The main problem facing his industry is that it's competition for the pharmaceutical industry, which has the economic might to fund medical research, says Cornell, who has lectured in the Integrative Medicine Program at the University of Manitoba's Health Sciences Centre campus for the past four years.
"The main argument against natural remedies is there needs to be more research. The challenge is, you can't patent a plant. If you spend $12 million researching it, at the end of the day, you don't own it, whereas the chemical you extract from a plant and make a chemical version of, you can patent and own that."
Natural, of course, does not necessarily mean harmless. Cornell urges people who are interested in using herbal medicine to consult a professional and do their research.

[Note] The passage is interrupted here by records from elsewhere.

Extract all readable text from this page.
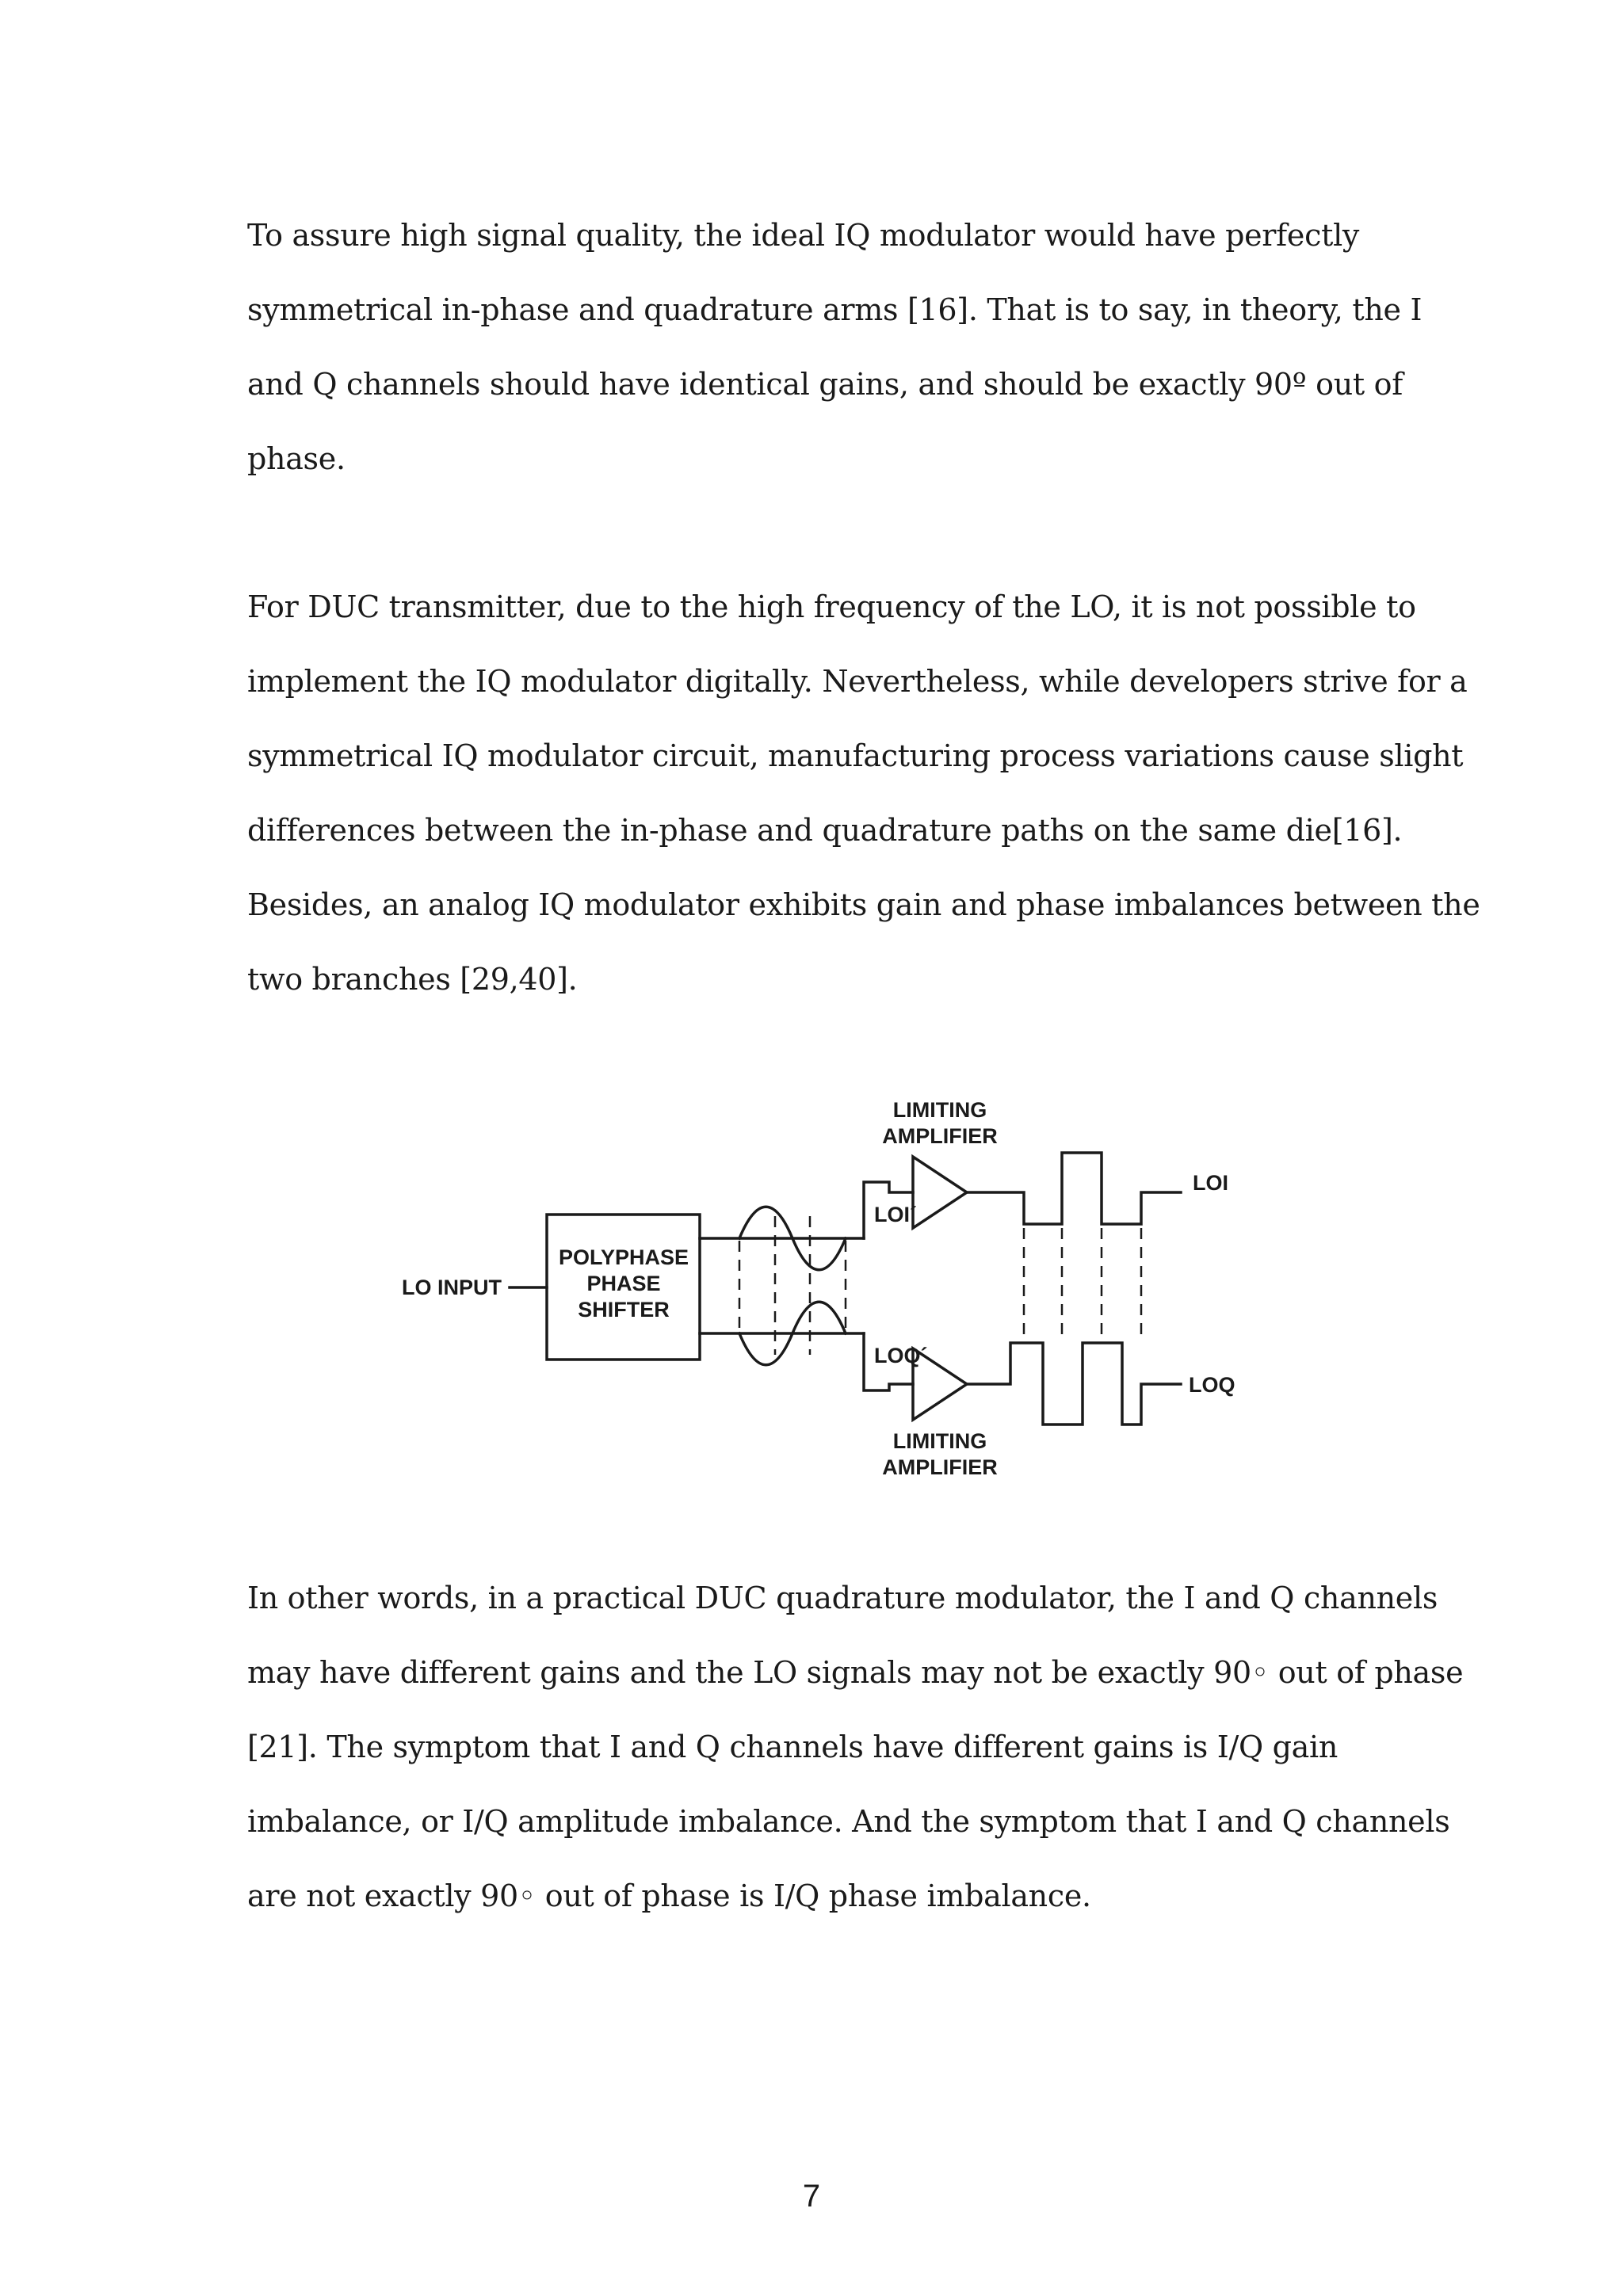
To assure high signal quality, the ideal IQ modulator would have perfectly
symmetrical in-phase and quadrature arms [16]. That is to say, in theory, the I
and Q channels should have identical gains, and should be exactly 90º out of
phase.

For DUC transmitter, due to the high frequency of the LO, it is not possible to
implement the IQ modulator digitally. Nevertheless, while developers strive for a
symmetrical IQ modulator circuit, manufacturing process variations cause slight
differences between the in-phase and quadrature paths on the same die[16].
Besides, an analog IQ modulator exhibits gain and phase imbalances between the
two branches [29,40].

LO INPUT
POLYPHASE
PHASE
SHIFTER
LIMITING
AMPLIFIER
LIMITING
AMPLIFIER
LOI´
LOQ´
LOI
LOQ

In other words, in a practical DUC quadrature modulator, the I and Q channels
may have different gains and the LO signals may not be exactly 90◦ out of phase
[21]. The symptom that I and Q channels have different gains is I/Q gain
imbalance, or I/Q amplitude imbalance. And the symptom that I and Q channels
are not exactly 90◦ out of phase is I/Q phase imbalance.

7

"As defined by the National Center for Complementary and Alternative Medicine at the National Institutes of Health, integrative medicine 'combines mainstream medical therapies and CAM (complementary and alternative medicine) therapies for which there is some high-quality scientific evidence of safety and effectiveness.'"
-- Dr. Andrew Weil, MD
Conventional medicine evolved from the principles of the Aesculapian School of Health, which treats symptoms and disease and relies on health information that can be measured. It works on the assumption that the removal or absence of these symptoms or disease indicates health.
CAM therapies work on the Hygean model of health, which assumes that the body can be in ideal health when it functions in a state of harmony and balance, using its own powerful natural resources to heal itself... As the body gradually succumbs to various stressors, such as toxins, energy blockages, etc., this interactive state loses its ability to remain in harmony, which gradually results in illness. CAM therapies focus on addressing the stressors or root causes.
-- Canadian Institute of Natural and Integrative Medicine
Between 1998 and 2005, the number of prescriptions filled by Canadian pharmacies rose at an annual growth rate of 6.5 per cent. In 2005, pharmacists wrote more than 395 million prescriptions, on average about 12 for each Canadian.